Posted by: eRobin | November 03, 2005 at 07:59 AM
David: I saw that dKos diary. It does a good job pointing out some of the problems with microcredit - especially the problem that money designated for women isn't getting to the women. I'd like to see some data about microcredit's efficacy once that variable is controlled.
The other big problems he mentions - attempts to economically empower women leading to increased violence against them and to lower schooling rates for girl children - mean that those cultures are responding to being challenged fundamentally. It's going to be very difficult work for the women brave enough to do it.
Posted by: eRobin | November 03, 2005 at 08:04 AM
I think what the microcredit diary pointed out is that your various factoids about microcredit were baseless. Nice to see you still have faith though.
Unlike your faith in poor old Canada the facts won't be sufficient to change your mind about feminist ideology.
Frankly the idea that you try to give money to one half of a marriage and tell them they have to under no circumstances ever let their spouse use it or spend it seems to be a recipie for marital strife. I mean could you come up with anything more stupid if you tried? Money is the thing most couples already argue about more than anything else. And how unrealistic is it that you'd expect that money lent to a familly will only be used by one memeber of that familly?
Is that how the finances work in your home Robin?
And wouldn't you call it deeply sexist if someone agreed to lend you two money on the condition that only your husband could spend it? You'd be up in arms if someone suggested anything that sexist in America (but it's good enough for foreigners). And if you agreed to that idiotic demand would you abide by it? Hell no.
The other big problems he mentions - attempts to economically empower women leading to increased violence against them and to lower schooling rates for girl children
He also mentioned the reverse can happen. In other words: there is no relationship.

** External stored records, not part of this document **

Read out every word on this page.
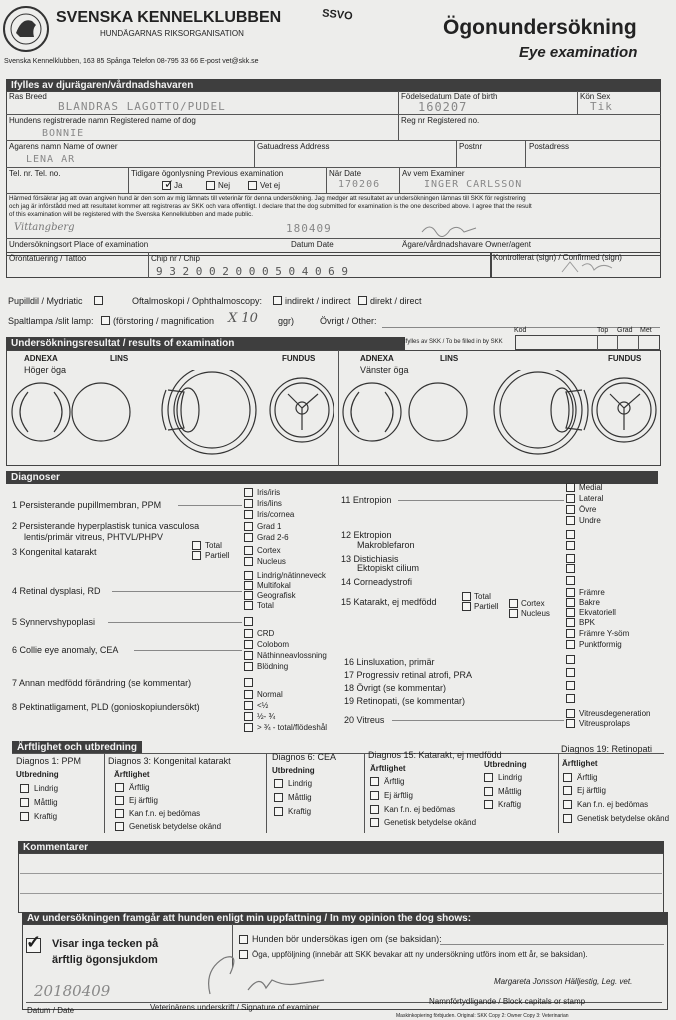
SVENSKA KENNELKLUBBEN
HUNDÄGARNAS RIKSORGANISATION
Svenska Kennelklubben, 163 85 Spånga Telefon 08-795 33 66 E-post vet@skk.se
SSVO
Ögonundersökning
Eye examination
Ifylles av djurägaren/vårdnadshavaren
Ras Breed
BLANDRAS LAGOTTO/PUDEL
Födelsedatum Date of birth
160207
Kön Sex
Tik
Hundens registrerade namn Registered name of dog
BONNIE
Reg nr Registered no.
Agarens namn Name of owner
LENA AR
Gatuadress Address	Postnr	Postadress
Tel. nr. Tel. no.	Tidigare ögonlysning Previous examination
✓ Ja	Nej	Vet ej
När Date
170206
Av vem Examiner
INGER CARLSSON
Härmed försäkrar jag att ovan angiven hund är den som av mig lämnats till veterinär för denna undersökning. Jag medger att resultatet av undersökningen lämnas till SKK för registrering
och jag är införstådd med att resultatet kommer att registreras av SKK och vara offentligt. I declare that the dog submitted for examination is the one described above. I agree that the result
of this examination will be registered with the Svenska Kennelklubben and made public.
Vittangberg	180409
Undersökningsort Place of examination	Datum Date	Ägare/vårdnadshavare Owner/agent
Örontatuering / Tattoo	Chip nr / Chip
9 3 2 0 0 2 0 0 0 5 0 4 0 6 9
Kontrollerat (sign) / Confirmed (sign)
Pupilldil / Mydriatic	Oftalmoskopi / Ophthalmoscopy:	indirekt / indirect direkt / direct
Spaltlampa /slit lamp: (förstoring / magnification X 10 ggr)	Övrigt / Other:
Kod	Top Grad Met
Undersökningsresultat / results of examination	Ifylles av SKK / To be filled in by SKK
ADNEXA
Höger öga
LINS	FUNDUS	ADNEXA
Vänster öga
LINS	FUNDUS
Diagnoser
1 Persisterande pupillmembran, PPM
Iris/iris
Iris/lins
Iris/cornea
2 Persisterande hyperplastisk tunica vasculosa
lentis/primär vitreus, PHTVL/PHPV
Grad 1
Grad 2-6
3 Kongenital katarakt
Total
Partiell
Cortex
Nucleus
4 Retinal dysplasi, RD
Lindrig/nätinneveck
Multifokal
Geografisk
Total
5 Synnervshypoplasi
6 Collie eye anomaly, CEA
CRD
Colobom
Näthinneavlossning
Blödning
7 Annan medfödd förändring (se kommentar)
8 Pektinatligament, PLD (gonioskopiundersökt)
Normal
<½
½- ¾
> ¾ - total/flödeshål
11 Entropion
Medial
Lateral
Övre
Undre
12 Ektropion
Makroblefaron
13 Distichiasis
Ektopiskt cilium
14 Corneadystrofi
15 Katarakt, ej medfödd
Total
Partiell	Cortex
Nucleus
Främre
Bakre
Ekvatoriell
BPK
Främre Y-söm
Punktformig
16 Linsluxation, primär
17 Progressiv retinal atrofi, PRA
18 Övrigt (se kommentar)
19 Retinopati, (se kommentar)
20 Vitreus
Vitreusdegeneration
Vitreusprolaps
Ärftlighet och utbredning
Diagnos 1: PPM
Utbredning
Lindrig
Måttlig
Kraftig
Diagnos 3: Kongenital katarakt
Ärftlighet
Ärftlig
Ej ärftlig
Kan f.n. ej bedömas
Genetisk betydelse okänd
Diagnos 6: CEA
Utbredning
Lindrig
Måttlig
Kraftig
Diagnos 15: Katarakt, ej medfödd
Ärftlighet
Ärftlig
Ej ärftlig
Kan f.n. ej bedömas
Genetisk betydelse okänd
Utbredning
Lindrig
Måttlig
Kraftig
Diagnos 19: Retinopati
Ärftlighet
Ärftlig
Ej ärftlig
Kan f.n. ej bedömas
Genetisk betydelse okänd
Kommentarer
Av undersökningen framgår att hunden enligt min uppfattning / In my opinion the dog shows:
✓ Visar inga tecken på
ärftlig ögonsjukdom
Hunden bör undersökas igen om (se baksidan):
Öga, uppföljning (innebär att SKK bevakar att ny undersökning utförs inom ett år, se baksidan).
Margareta Jonsson Hälljestig, Leg. vet.
20180409
Datum / Date	Veterinärens underskrift / Signature of examiner
Namnförtydligande / Block capitals or stamp
Maskinkopiering förbjuden. Original: SKK Copy 2: Owner Copy 3: Veterinarian
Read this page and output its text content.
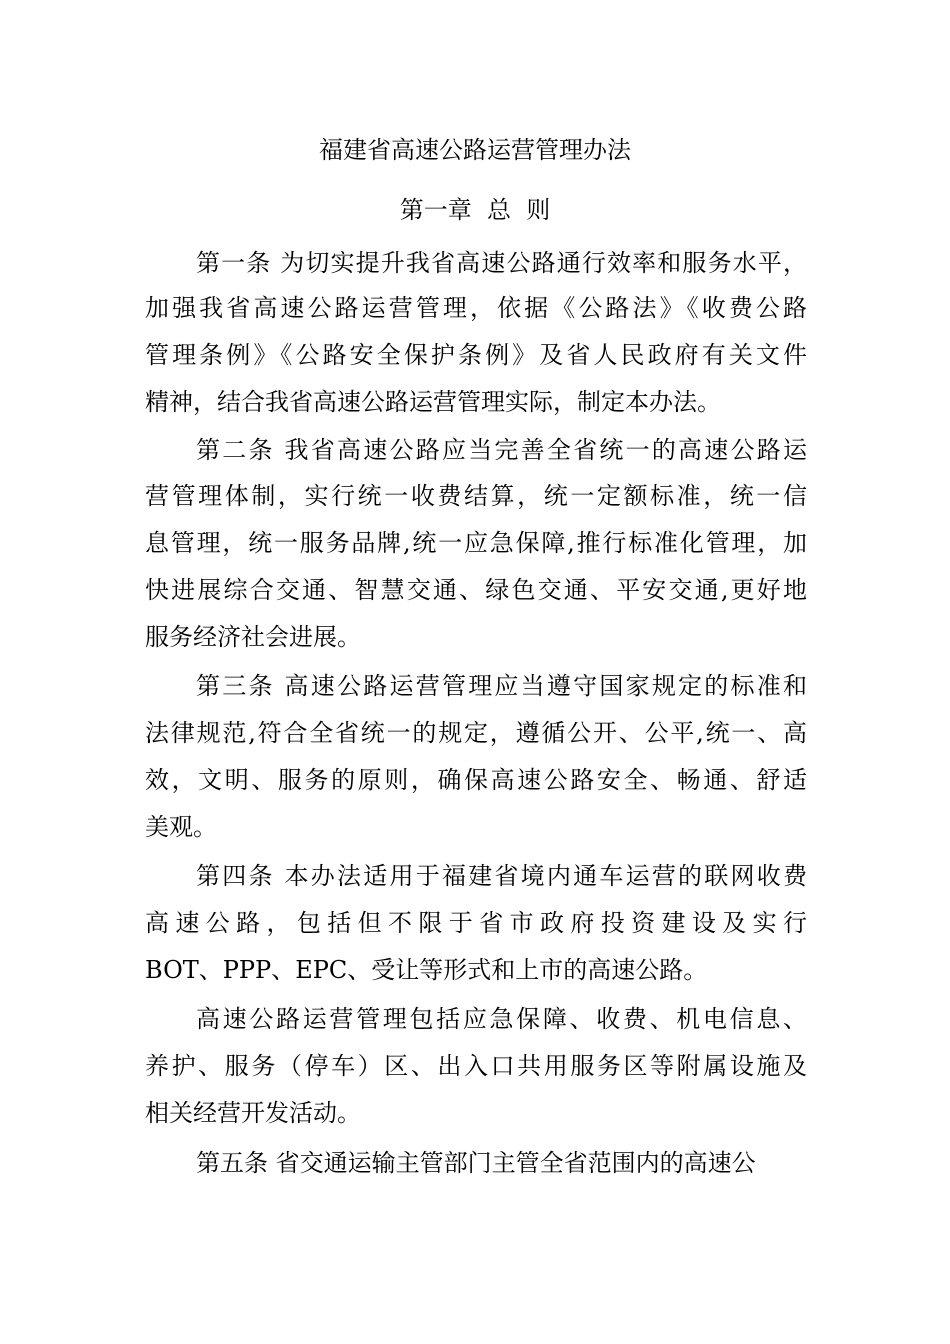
福建省高速公路运营管理办法
第一章  总  则
第一条 为切实提升我省高速公路通行效率和服务水平，
加强我省高速公路运营管理，依据《公路法》《收费公路
管理条例》《公路安全保护条例》及省人民政府有关文件
精神，结合我省高速公路运营管理实际，制定本办法。
第二条 我省高速公路应当完善全省统一的高速公路运
营管理体制，实行统一收费结算，统一定额标准，统一信
息管理，统一服务品牌,统一应急保障,推行标准化管理，加
快进展综合交通、智慧交通、绿色交通、平安交通,更好地
服务经济社会进展。
第三条 高速公路运营管理应当遵守国家规定的标准和
法律规范,符合全省统一的规定，遵循公开、公平,统一、高
效，文明、服务的原则，确保高速公路安全、畅通、舒适
美观。
第四条 本办法适用于福建省境内通车运营的联网收费
高速公路，包括但不限于省市政府投资建设及实行
BOT、PPP、EPC、受让等形式和上市的高速公路。
高速公路运营管理包括应急保障、收费、机电信息、
养护、服务（停车）区、出入口共用服务区等附属设施及
相关经营开发活动。
第五条 省交通运输主管部门主管全省范围内的高速公
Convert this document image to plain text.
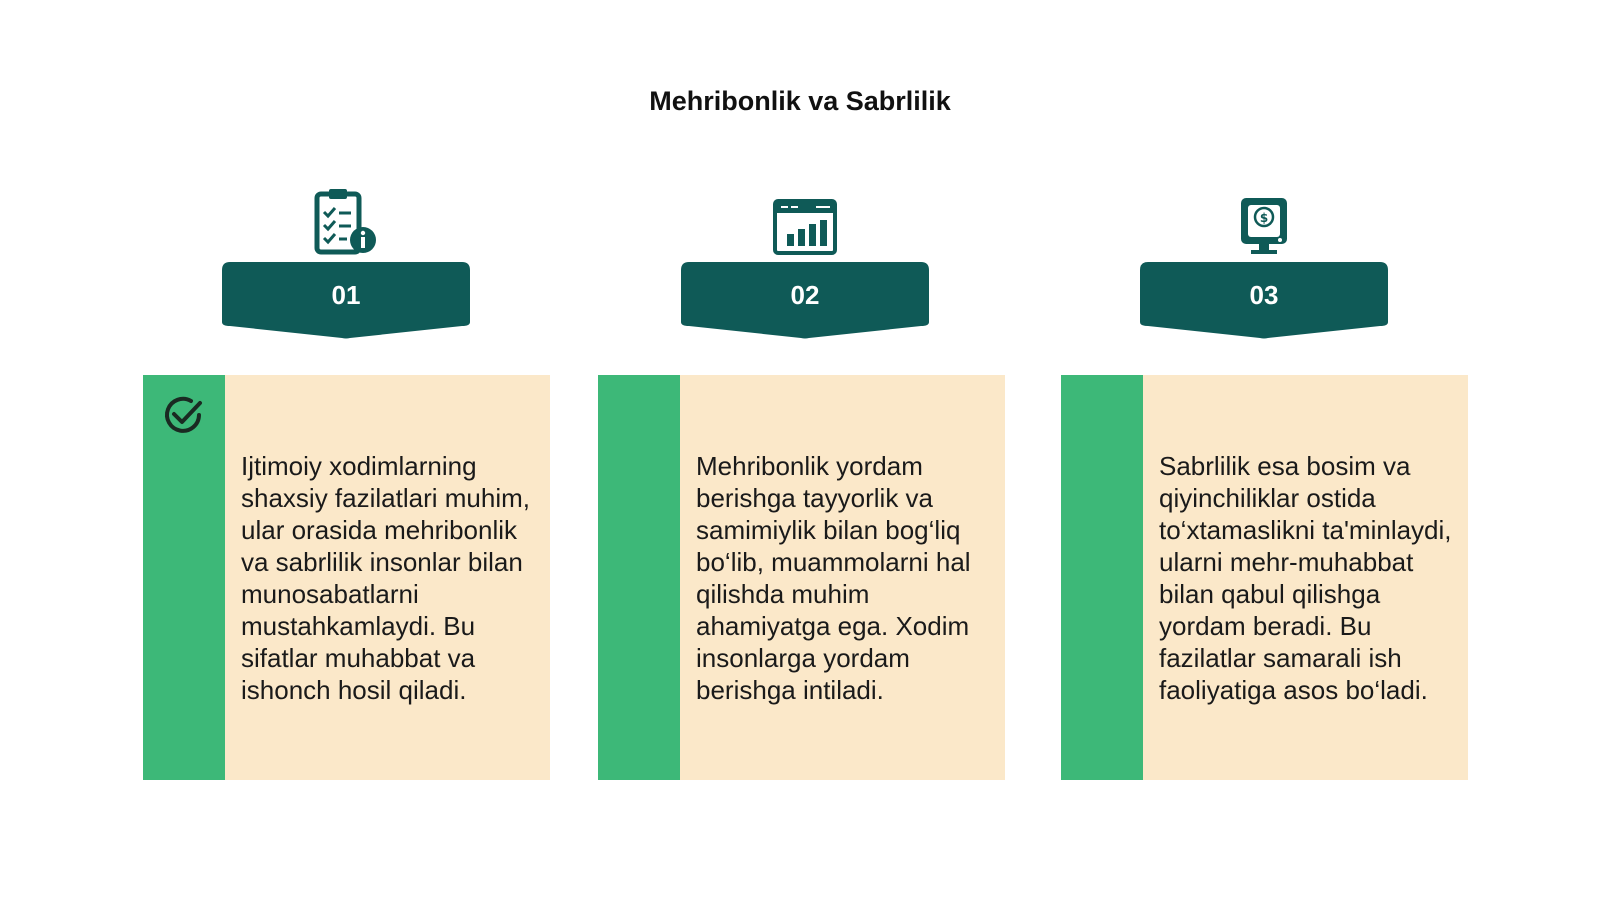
Mehribonlik va Sabrlilik
01	02
$
03
Ijtimoiy xodimlarning shaxsiy fazilatlari muhim, ular orasida mehribonlik va sabrlilik insonlar bilan munosabatlarni mustahkamlaydi. Bu sifatlar muhabbat va ishonch hosil qiladi.
Mehribonlik yordam berishga tayyorlik va samimiylik bilan bog‘liq bo‘lib, muammolarni hal qilishda muhim ahamiyatga ega. Xodim insonlarga yordam berishga intiladi.
Sabrlilik esa bosim va qiyinchiliklar ostida to‘xtamaslikni ta'minlaydi, ularni mehr-muhabbat bilan qabul qilishga yordam beradi. Bu fazilatlar samarali ish faoliyatiga asos bo‘ladi.
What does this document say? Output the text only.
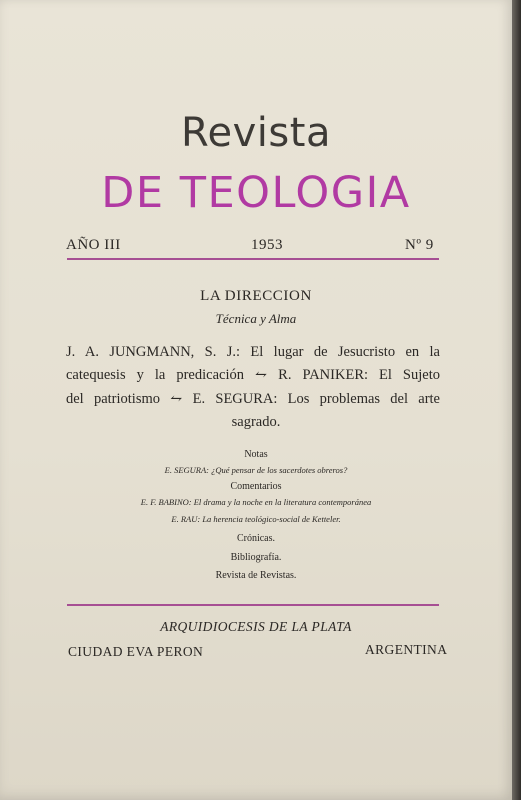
Revista
DE TEOLOGIA
AÑO III	1953	Nº 9
LA DIRECCION
Técnica y Alma
J. A. JUNGMANN, S. J.: El lugar de Jesucristo en la
catequesis y la predicación ⥊ R. PANIKER: El Sujeto
del patriotismo ⥊ E. SEGURA: Los problemas del arte
sagrado.
Notas
E. SEGURA: ¿Qué pensar de los sacerdotes obreros?
Comentarios
E. F. BABINO: El drama y la noche en la literatura contemporánea
E. RAU: La herencia teológico-social de Ketteler.
Crónicas.
Bibliografía.
Revista de Revistas.
ARQUIDIOCESIS DE LA PLATA
CIUDAD EVA PERON	ARGENTINA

So let's review: there's no evidence that the sexist act of lending money to only women has any good effect but you still support it. You support it even though it seems that you can't really give only to women anyway -- making the whole exercise little more than a ritual humiliation of the husband by neo-colonialists. You suspect that trying to give only to women leads to violence -- but you still want to do it.
By the way the UN security report mentions that not only are men ten times more likely to be the direct victims of war (counting both soldiers and civilians) than women, but men are also most likely to die of indirect effects such as desease and famine created by war. Quite the opposite of the picture always painted by feminists that "women are the real victims" of war.